The night sky is often streaked with far-off meteor showers and blink-and-you’ll-miss-them cosmic events. Most of these phenomena can’t bee seen properly without telescopes – and plenty aren’t worth missing sleep for anyway. But if you’re up early tomorrow morning, you might clap eyes on some “celestial fireworks” without any visual aids.

The annual Eta Aquariid meteor shower is one of the few visible to the naked eye, and the best time to see it is between 2am and 6am on Wednesday May 6.

Meteor showers occur when the earth crosses the orbit of a comet and the debris left in its wake burns up in the atmosphere, about 80 to 90 kilometres above our heads.

“It’s a bit like celestial fireworks without the bang at the end,” says Perry Vlahos, vice president and curator of current phenomena at the Astronomical Society of Victoria (ASV). “If you’ve ever seen fireworks shooting up from the ground, imagine it going the other way and burning out way up high above our heads.”

The Eta Aquariids are the dust left behind by Halley’s comet, which is only seen from Earth every 75 years or so (it was last spotted in 1986).

“Halley’s children are what you’re looking at,” Vlahos says of the Eta Aquariids. “For anyone who wasn’t around when Halley’s Comet was around last time, this is an opportunity to make a connection with a comet.”

And there’s a second reason to get out from under the doona before dawn (or take it out to the backyard): another comet, the F8 Swan, may appear between 5am and 6am, though you’ll need binoculars or a telescope for that one. (Fun fact: it was discovered by Michael Mattiazzo, an ASV member who lives in the Victorian town of Swan Hill.)

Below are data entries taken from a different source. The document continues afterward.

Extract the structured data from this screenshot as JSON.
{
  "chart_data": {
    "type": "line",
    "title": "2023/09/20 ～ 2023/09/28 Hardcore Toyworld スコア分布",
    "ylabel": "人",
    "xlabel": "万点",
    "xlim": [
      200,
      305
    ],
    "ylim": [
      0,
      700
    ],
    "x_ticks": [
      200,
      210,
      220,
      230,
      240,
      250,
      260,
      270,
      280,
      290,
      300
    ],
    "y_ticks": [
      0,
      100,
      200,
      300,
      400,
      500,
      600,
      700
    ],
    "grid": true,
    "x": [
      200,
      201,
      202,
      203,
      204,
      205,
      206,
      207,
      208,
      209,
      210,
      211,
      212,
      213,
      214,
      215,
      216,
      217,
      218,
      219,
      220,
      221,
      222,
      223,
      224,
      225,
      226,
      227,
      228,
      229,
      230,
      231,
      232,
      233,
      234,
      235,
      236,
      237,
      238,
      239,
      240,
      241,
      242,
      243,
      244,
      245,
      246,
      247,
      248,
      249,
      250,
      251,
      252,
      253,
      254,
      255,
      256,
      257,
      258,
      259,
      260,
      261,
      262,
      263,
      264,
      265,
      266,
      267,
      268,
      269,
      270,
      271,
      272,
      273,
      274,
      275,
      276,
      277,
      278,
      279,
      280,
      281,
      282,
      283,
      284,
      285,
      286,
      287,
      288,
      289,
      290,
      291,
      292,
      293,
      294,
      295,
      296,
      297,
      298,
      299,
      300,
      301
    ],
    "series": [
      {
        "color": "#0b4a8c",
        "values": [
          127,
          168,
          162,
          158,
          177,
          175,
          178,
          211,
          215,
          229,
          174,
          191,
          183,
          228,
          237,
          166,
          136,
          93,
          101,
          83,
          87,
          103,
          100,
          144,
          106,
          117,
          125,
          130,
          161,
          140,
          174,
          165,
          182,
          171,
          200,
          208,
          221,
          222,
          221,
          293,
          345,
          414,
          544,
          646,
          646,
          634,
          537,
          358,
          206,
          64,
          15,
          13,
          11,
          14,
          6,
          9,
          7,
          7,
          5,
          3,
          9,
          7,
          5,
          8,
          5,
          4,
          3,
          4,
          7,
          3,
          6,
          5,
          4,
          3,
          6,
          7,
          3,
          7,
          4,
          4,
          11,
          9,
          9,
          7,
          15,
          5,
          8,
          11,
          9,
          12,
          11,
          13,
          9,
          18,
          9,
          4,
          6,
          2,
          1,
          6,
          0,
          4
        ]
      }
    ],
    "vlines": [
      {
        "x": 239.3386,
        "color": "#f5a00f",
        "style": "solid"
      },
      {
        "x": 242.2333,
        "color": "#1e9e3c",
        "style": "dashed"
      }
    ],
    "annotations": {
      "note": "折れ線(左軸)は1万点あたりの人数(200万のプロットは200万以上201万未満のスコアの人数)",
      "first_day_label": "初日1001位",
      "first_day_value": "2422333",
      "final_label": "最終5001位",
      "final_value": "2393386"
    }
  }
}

The clearest views of the meteors and comet will be in the country, away from light pollution, but city-bound amateur astronomers should be able to see them too. Vlahos recommends finding a dark spot and looking to the north-east – you could see five to seven meteors in urban and suburban areas (and 15 to 18 in rural areas). For a chance to see the comet, scan the skies to the east with your binoculars or telescope, about 20 degrees up from the horizon (it won’t be visible to the naked eye).